Evet Milletvekilli trafnsferlerini engelleyecek düzenlemeler içeren Siyasal Partiler Yasa Önerisi’nin komitede görüşülmesinde sorun yaşandı. Milletvekillerinin transferlerini engelleyecek olan yasaya Denktaş dışında tüm parti yetkilileri sıcak bakmıştı.

Transferler her parti için yıpratıcıdır. Yani bir partiden diğer bir partiye transfer olan bir vekil hem maddi açıdan partiye zarar veriyor, hem de parti içinde kabullenmesi adına zor bir süreçle karşı karşıya kalıyor. Böylelikle transferi ile krize neden olabiliyor.

8 UBP’li vekilin DP’ye transferi çok konuşulmuş ve doğruluğu tartışılmıştı. Yani 8 vekil zorunlulukla DP kanadı altında DP-UG adıyla birleşerek, ortak noktada buluşmuştu. UBP içinde yaşanan sorunların gün yüzüne çıkarak büyümesinden kaynaklanan bu transfere birçok kişi sıcak bakmamıştı. Halen DP içerisinde kabul görmeyen UBP’liler herşeye rağmen DP-UG olarak hareket etmek zorunda kalıyor.

Bugün hemen hemen tüm partiler kendi içinde sorunlar yaşmaktadır. Bu durum da partilerin ne kadar başarılı olup olmadığını sorgulatır. Transfer olarak o parti benim bu parti senin diye gezen vekiller de yama olmaya mahkumdur.

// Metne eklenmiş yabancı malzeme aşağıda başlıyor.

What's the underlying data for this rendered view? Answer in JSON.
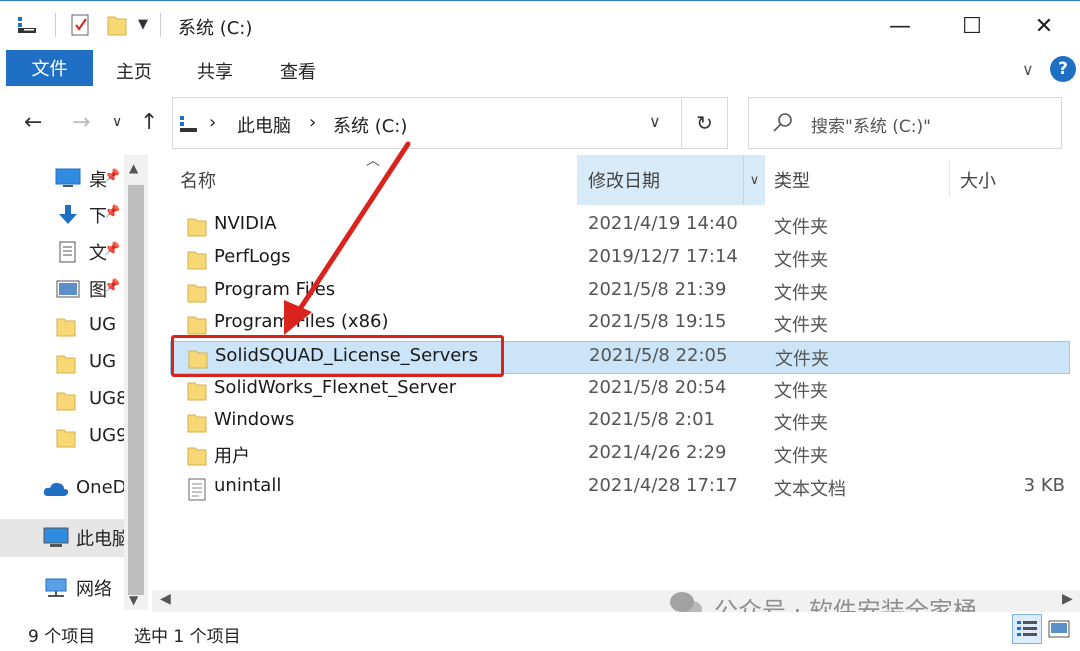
{
  "window": {
    "title": "系统 (C:)",
    "minimize": "—",
    "maximize": "☐",
    "close": "✕"
  },
  "ribbon": {
    "file": "文件",
    "tabs": [
      "主页",
      "共享",
      "查看"
    ],
    "expand_glyph": "∨",
    "help": "?"
  },
  "nav": {
    "back": "←",
    "forward": "→",
    "recent": "∨",
    "up": "↑"
  },
  "address": {
    "sep": "›",
    "crumbs": [
      "此电脑",
      "系统 (C:)"
    ],
    "dropdown": "∨",
    "refresh": "↻"
  },
  "search": {
    "placeholder": "搜索\"系统 (C:)\""
  },
  "sidebar": {
    "items": [
      {
        "label": "桌",
        "icon": "desktop-icon",
        "pinned": true
      },
      {
        "label": "下",
        "icon": "download-icon",
        "pinned": true
      },
      {
        "label": "文",
        "icon": "document-icon",
        "pinned": true
      },
      {
        "label": "图",
        "icon": "picture-icon",
        "pinned": true
      },
      {
        "label": "UG",
        "icon": "folder-icon",
        "pinned": false
      },
      {
        "label": "UG",
        "icon": "folder-icon",
        "pinned": false
      },
      {
        "label": "UG8",
        "icon": "folder-icon",
        "pinned": false
      },
      {
        "label": "UG9",
        "icon": "folder-icon",
        "pinned": false
      },
      {
        "label": "OneD",
        "icon": "cloud-icon",
        "pinned": false
      },
      {
        "label": "此电脑",
        "icon": "computer-icon",
        "pinned": false,
        "selected": true
      },
      {
        "label": "网络",
        "icon": "network-icon",
        "pinned": false
      }
    ],
    "pin_glyph": "📌"
  },
  "columns": {
    "name": "名称",
    "date": "修改日期",
    "type": "类型",
    "size": "大小"
  },
  "files": [
    {
      "name": "NVIDIA",
      "date": "2021/4/19 14:40",
      "type": "文件夹",
      "size": "",
      "kind": "folder"
    },
    {
      "name": "PerfLogs",
      "date": "2019/12/7 17:14",
      "type": "文件夹",
      "size": "",
      "kind": "folder"
    },
    {
      "name": "Program Files",
      "date": "2021/5/8 21:39",
      "type": "文件夹",
      "size": "",
      "kind": "folder"
    },
    {
      "name": "Program Files (x86)",
      "date": "2021/5/8 19:15",
      "type": "文件夹",
      "size": "",
      "kind": "folder"
    },
    {
      "name": "SolidSQUAD_License_Servers",
      "date": "2021/5/8 22:05",
      "type": "文件夹",
      "size": "",
      "kind": "folder",
      "selected": true
    },
    {
      "name": "SolidWorks_Flexnet_Server",
      "date": "2021/5/8 20:54",
      "type": "文件夹",
      "size": "",
      "kind": "folder"
    },
    {
      "name": "Windows",
      "date": "2021/5/8 2:01",
      "type": "文件夹",
      "size": "",
      "kind": "folder"
    },
    {
      "name": "用户",
      "date": "2021/4/26 2:29",
      "type": "文件夹",
      "size": "",
      "kind": "folder"
    },
    {
      "name": "unintall",
      "date": "2021/4/28 17:17",
      "type": "文本文档",
      "size": "3 KB",
      "kind": "text"
    }
  ],
  "status": {
    "count": "9 个项目",
    "selected": "选中 1 个项目"
  },
  "watermark": "公众号 · 软件安装全家桶",
  "colors": {
    "accent": "#1f6fc5",
    "selection": "#cce4f7",
    "annotation": "#d9231c",
    "folder": "#f8d775"
  }
}
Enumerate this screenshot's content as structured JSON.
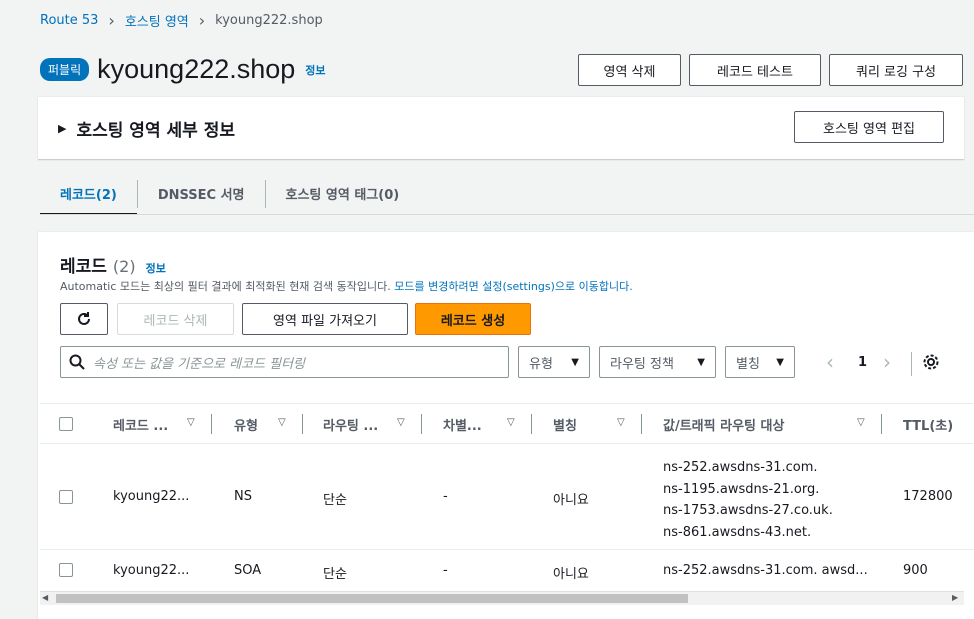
{
  "breadcrumb": {
    "items": [
      "Route 53",
      "호스팅 영역",
      "kyoung222.shop"
    ]
  },
  "header": {
    "badge": "퍼블릭",
    "title": "kyoung222.shop",
    "info": "정보",
    "buttons": {
      "delete_zone": "영역 삭제",
      "test_record": "레코드 테스트",
      "query_logging": "쿼리 로깅 구성"
    }
  },
  "details": {
    "title": "호스팅 영역 세부 정보",
    "edit_button": "호스팅 영역 편집"
  },
  "tabs": [
    {
      "label": "레코드(2)",
      "active": true
    },
    {
      "label": "DNSSEC 서명",
      "active": false
    },
    {
      "label": "호스팅 영역 태그(0)",
      "active": false
    }
  ],
  "records": {
    "title": "레코드",
    "count": "(2)",
    "info": "정보",
    "description": "Automatic 모드는 최상의 필터 결과에 최적화된 현재 검색 동작입니다.",
    "description_link": "모드를 변경하려면 설정(settings)으로 이동합니다.",
    "buttons": {
      "delete": "레코드 삭제",
      "import": "영역 파일 가져오기",
      "create": "레코드 생성"
    },
    "search_placeholder": "속성 또는 값을 기준으로 레코드 필터링",
    "filters": {
      "type": "유형",
      "routing": "라우팅 정책",
      "alias": "별칭"
    },
    "page": "1",
    "columns": [
      "레코드 ...",
      "유형",
      "라우팅 ...",
      "차별...",
      "별칭",
      "값/트래픽 라우팅 대상",
      "TTL(초)"
    ],
    "rows": [
      {
        "name": "kyoung22...",
        "type": "NS",
        "routing": "단순",
        "diff": "-",
        "alias": "아니요",
        "values": [
          "ns-252.awsdns-31.com.",
          "ns-1195.awsdns-21.org.",
          "ns-1753.awsdns-27.co.uk.",
          "ns-861.awsdns-43.net."
        ],
        "ttl": "172800"
      },
      {
        "name": "kyoung22...",
        "type": "SOA",
        "routing": "단순",
        "diff": "-",
        "alias": "아니요",
        "values": [
          "ns-252.awsdns-31.com. awsd..."
        ],
        "ttl": "900"
      }
    ]
  },
  "colors": {
    "link": "#0073bb",
    "primary": "#ff9900",
    "badge": "#0073bb"
  },
  "icons": [
    "chevron-right-icon",
    "caret-right-icon",
    "refresh-icon",
    "search-icon",
    "caret-down-icon",
    "sort-icon",
    "gear-icon",
    "chevron-left-icon"
  ]
}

Transfer olan vekillere güven ne kadar duyulabilir? Ya da transferler ne kadar sağlıklıdır? Kendi partisine küserek başka parti kurmak ne kadar doğrudur? ya da her defasında bir başka partiye transfer olarak yama olmak ne kadar doğrudur? İşte tüm bunları düşündüğünüzde diğer partilere yama olmaktansa kendi partinizde as olursunuz.